June 15, 1851

Burning_Bush_Dictamnus_Fraxinella_Seeds

June 15 Sunday  Have been to meeting all day.

At noon went with Alsons wife & Rachel to

Mr William Reeds had a very pleasant call

Since meeting walked with Mr Ames & Susan 

up to the fly away pond and home by

Edwin Manlys to see his flowers  he has 

fine plants in blossom, among others the

Fraxinella  It sprinkled some and we called

at Mr Peckhams & saw Mrs Washburn

The weather over the past week was so mild that, despite the occasional sprinkle, folks were outdoors as much as possible. Evelina made all kinds of social calls today.

At the intermission between services, she went calling with a sister-in-law from the Gilmore side of the family: Henrietta Hall Gilmore, wife of Alson.  Henrietta was Alson’s second wife, his first having died young, and mother of six of his seven children, including Lavinia, of whom we have seen much this past spring. With Henrietta was someone named Rachel, who was possibly Henrietta’s daughter or another niece with the same name. The ladies called at the home of William and Abigail Reed.  Mr. Reed, older than Evelina by a generation, was a former teacher at Milton Academy and a graduate of Harvard’s Divinity School, although he never settled in a particular parish.  An acting Justice of the Peace, Mr. Reed was well known and well liked.

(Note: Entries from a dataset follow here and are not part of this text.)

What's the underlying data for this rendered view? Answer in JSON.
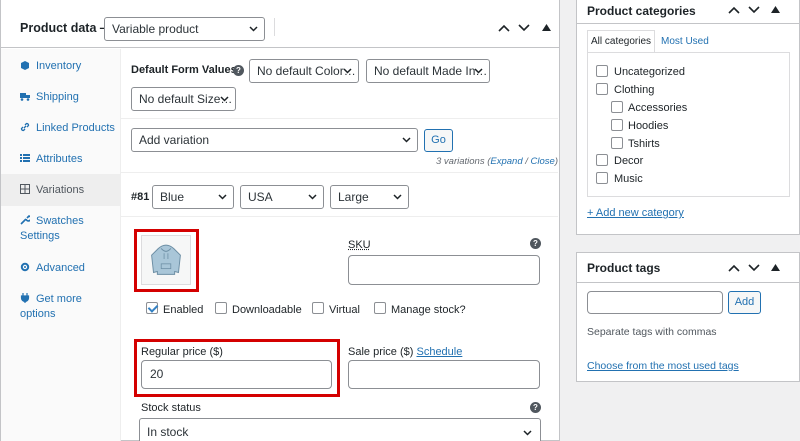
{
  "product_data": {
    "title": "Product data —",
    "product_type": "Variable product",
    "tabs": [
      {
        "label": "Inventory",
        "icon": "inventory-icon"
      },
      {
        "label": "Shipping",
        "icon": "truck-icon"
      },
      {
        "label": "Linked Products",
        "icon": "link-icon"
      },
      {
        "label": "Attributes",
        "icon": "list-icon"
      },
      {
        "label": "Variations",
        "icon": "grid-icon"
      },
      {
        "label": "Swatches",
        "label2": "Settings",
        "icon": "wrench-icon"
      },
      {
        "label": "Advanced",
        "icon": "gear-icon"
      },
      {
        "label": "Get more",
        "label2": "options",
        "icon": "plugin-icon"
      }
    ],
    "default_form_values_label": "Default Form Values:",
    "defaults": [
      "No default Color…",
      "No default Made In…",
      "No default Size…"
    ],
    "add_variation": "Add variation",
    "go_label": "Go",
    "variations_count": "3 variations (",
    "expand": "Expand",
    "close": "Close",
    "sep": " / ",
    "close_paren": ")",
    "variation": {
      "id": "#81",
      "color": "Blue",
      "made_in": "USA",
      "size": "Large",
      "sku_label": "SKU",
      "sku_value": "",
      "enabled_label": "Enabled",
      "downloadable_label": "Downloadable",
      "virtual_label": "Virtual",
      "manage_stock_label": "Manage stock?",
      "regular_price_label": "Regular price ($)",
      "regular_price_value": "20",
      "sale_price_label": "Sale price ($)",
      "schedule_label": "Schedule",
      "sale_price_value": "",
      "stock_status_label": "Stock status",
      "stock_status_value": "In stock"
    }
  },
  "categories": {
    "title": "Product categories",
    "tab_all": "All categories",
    "tab_most_used": "Most Used",
    "items": [
      {
        "label": "Uncategorized",
        "level": 0
      },
      {
        "label": "Clothing",
        "level": 0
      },
      {
        "label": "Accessories",
        "level": 1
      },
      {
        "label": "Hoodies",
        "level": 1
      },
      {
        "label": "Tshirts",
        "level": 1
      },
      {
        "label": "Decor",
        "level": 0
      },
      {
        "label": "Music",
        "level": 0
      }
    ],
    "add_new": "+ Add new category"
  },
  "tags": {
    "title": "Product tags",
    "add_label": "Add",
    "hint": "Separate tags with commas",
    "choose_link": "Choose from the most used tags"
  },
  "colors": {
    "accent": "#2271b1",
    "highlight": "#d40000"
  }
}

This afternoon after church, Evelina, Oakes and their daughter walked the road to Fly Away Pond and on to Edwin Manley’s garden.  There the Fraxinella, also known as Burning Bush, caught Evelina’s eye.  More for her garden?

 

 

 

 

* Fraxinella, seedempire.com

2 thoughts on “June 15, 1851

  1. They also stopped at Mr Peckham’s, who lived on Picker Lane, and, I believe, is the man that was Oliver I’s trusted book keeper. At least once, Oliver sends him down to show Horatio how to keep his books, mentioning the double-entry method in which Oliver is a great believer. Alas, apparently Horatio never really was able to balance his books. There is a Mr Peckham, who is very instrumental in the development of the Methodist Church in Stoughton and I have wondered if it could be the same Peckham. We drive to the end of Picker Lane, park and walk a circuit with the dog(s) to Flyaway and then the ruins of the Hoe Shop. My son tends to drive to the old water works and make the same circuit from that area. When visiting Flyaway, I almost always think of the diary entry where Oliver talks about gong up to Flyaway on a Sunday and somehow taking the elevation readings that convince him to build the dam up there. A Gilmore moves a lot of the earth for him and I think of that as well, when I see the large earth berm and stones that comprise the bowl-shaped reservoir. For a few years, we had the tradition of taking an extended family walk in there on Thanksgiving Day, and a few of us still do. In any case, I love being able to read your entries, first thing in the morning and sometime get to share a few things I have found in the books, seen on the maps, visited in the land. Dwight

  2. As best I can tell, there were two Mr. Peckhams in Easton at this time. One was John Peckham who did, indeed, serve as clerk/bookkeeper for the Ameses, although a later entry in Evelina’s diary suggests that he and his family soon moved to Taunton. The other Peckham, a furnaceman, was named Joseph. Both men had wives named Susan. Neither man draws a mention in Chaffin.
    Thank you, Dwight, for your continued interest and information.